A Way to Pay: The Importance of the Housing Market in Senior Housing
August 28, 2017
Examining trends in median home values is a key factor when assessing whether, and to what extent, seniors will be able to pay for senior housing. We know the cost of care and housing is expensive, costing between $3,000 and $4,500 a month; seniors typically pay for it in one of two ways:
- Income– Seniors who have income from pensions, public benefits, or rents, or who have family members who work and support them, can use their income to pay for their long-term care.
- Assets– Seniors who own stocks, bonds, cars, or real estate can sell their assets and spend down the money that they earn.
Of all the investments that the typical senior owns, few are larger or more significant than their home.
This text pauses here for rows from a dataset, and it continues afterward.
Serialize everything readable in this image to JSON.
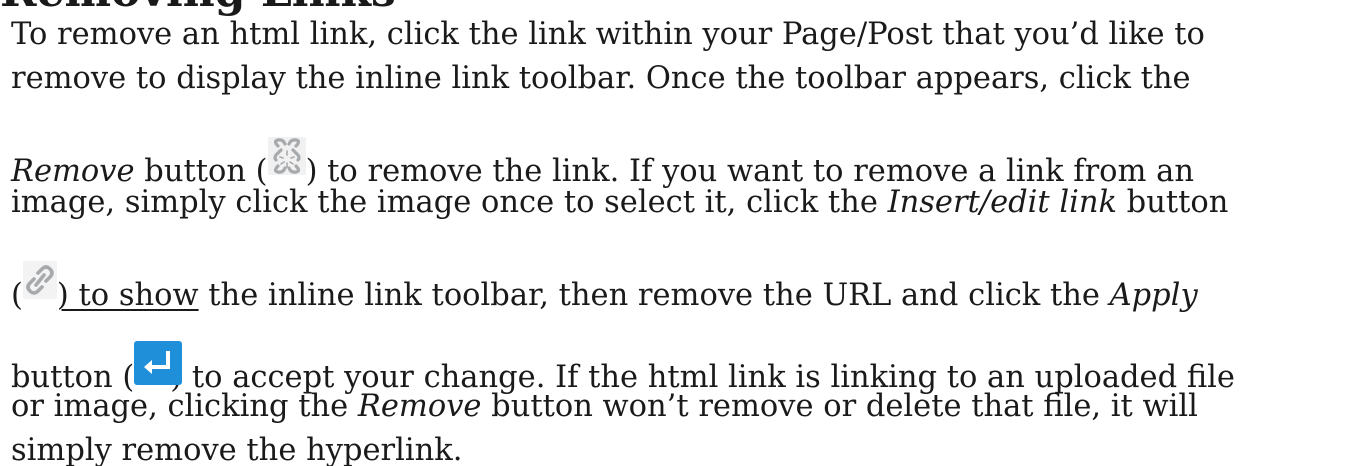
{
  "heading_fragment": "Removing Links",
  "paragraph": {
    "line1": "To remove an html link, click the link within your Page/Post that you’d like to",
    "line2": "remove to display the inline link toolbar. Once the toolbar appears, click the",
    "line3_term": "Remove",
    "line3_a": " button (",
    "line3_b": ") to remove the link. If you want to remove a link from an",
    "line4_a": "image, simply click the image once to select it, click the ",
    "line4_term": "Insert/edit link",
    "line4_b": " button",
    "line5_a": "(",
    "line5_underlined": ") to show",
    "line5_b": " the inline link toolbar, then remove the URL and click the ",
    "line5_term": "Apply",
    "line6_a": "button (",
    "line6_b": ") to accept your change. If the html link is linking to an uploaded file",
    "line7_a": "or image, clicking the ",
    "line7_term": "Remove",
    "line7_b": " button won’t remove or delete that file, it will",
    "line8": "simply remove the hyperlink."
  },
  "icons": {
    "remove": "unlink-icon",
    "insert_edit_link": "chain-link-icon",
    "apply": "enter-return-icon"
  },
  "colors": {
    "text": "#1a1a1a",
    "apply_button": "#1f8fd9",
    "icon_gray": "#a7aaad"
  }
}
While most people who buy a house are simply looking for a secure place to live, home ownership also gives them access to a valuable asset, which can help them out of difficult financial situations when they arise. In particular, seniors may have an easier time coordinating senior housing and care for themselves, if they have homes they can sell or rent to pay for their care.
Paying attention to median home values in your market area can help you assess the average homeowner’s ability to pay for care. It’s also helpful to understand how home values have changed over time and how they’re expected to change in the future when assessing a market’s attractiveness for new senior housing projects.
Let’s take a moment and look at past trends and future expectations in the housing market.
Changes in Median Home Value during The Great Recession (2008-12)
Lasting from 2008 to 2012, the Great Recession brought with it a collapse of home prices. In most housing markets, that change was a steep decline; median home values went down by as much as 60 percent in the space of only 4 years. Other markets, however, were spared and some even expanded, growing by as much as 20 percent during the same period. When home prices are declining, seniors may experience financial difficulty and have a tougher time affording the cost of care.
Changes in Median Home Values since 2012
As important as the Great Recession’s impact was, the housing market has hardly stood still since then. By studying home value data over the past 5 years and comparing it to that from the depths of the recession, we can answer two key questions:
1. Has the Housing Market Grown, Lost Value, or Stagnated?
The good news is that, on average, the housing market has demonstrated clear, and relatively robust growth, and has largely recovered from the effects of the Great Recession. In January of 2012, the median price of a house in the United States as a whole was $221,700; by January of 2017, this had risen to $317,400. While home values do not always increase from month to month, the overall trend has been strongly positive.
It’s important to note, that not all markets have grown since the recession as some markets did continue to decline, but the majority expanded. You can see in the first image below, all the markets that experienced a declining in home values from 2012 to 2017. The second image shows you all the markets that experienced an increase in home values during the same time.
It’s important to pay attention to home values in your primary market area if you want to determine the financial capabilities of prospective residents. You can see from the maps above that housing markets changed with significant variety across the US, even though on average, home prices increased.
2. How Much Has the Market Changed?
Besides noting that the housing market has grown since 2012, it’s also important to compare the size of that growth to the size of the market’s contraction during the Great Recession. Here, too, the news is largely positive. Prior to the recession, median home values reached their height in March of 2007, at $262,600. At their lowest point in October of 2010, they dropped to $204,200. The fact that home values are now above $300,000 suggests that the housing market has more than made up for the Great Recession’s effects.
Projected 5-Year Growth in Median Home Values
Beyond examining past and current developments in housing values, it is also important to pay attention to future projections. Investigating the expected growth rate in median home values for your market area allows you to determine how much and how quickly seniors’ property will appreciate.
Projected increases in home value provide perspective on how much wealth seniors will have over the long haul. The higher and more consistent the local rate of growth is, the more wealth seniors will have and the greater their ability will be to pay for costly services.
Because most seniors who are in senior housing do not receive enough income to cover the full cost of their care, the current and projected value of their homes is critical to their ability to pay. The higher median home values are and the faster they grow, the easier it will be for seniors to afford to stay in senior housing.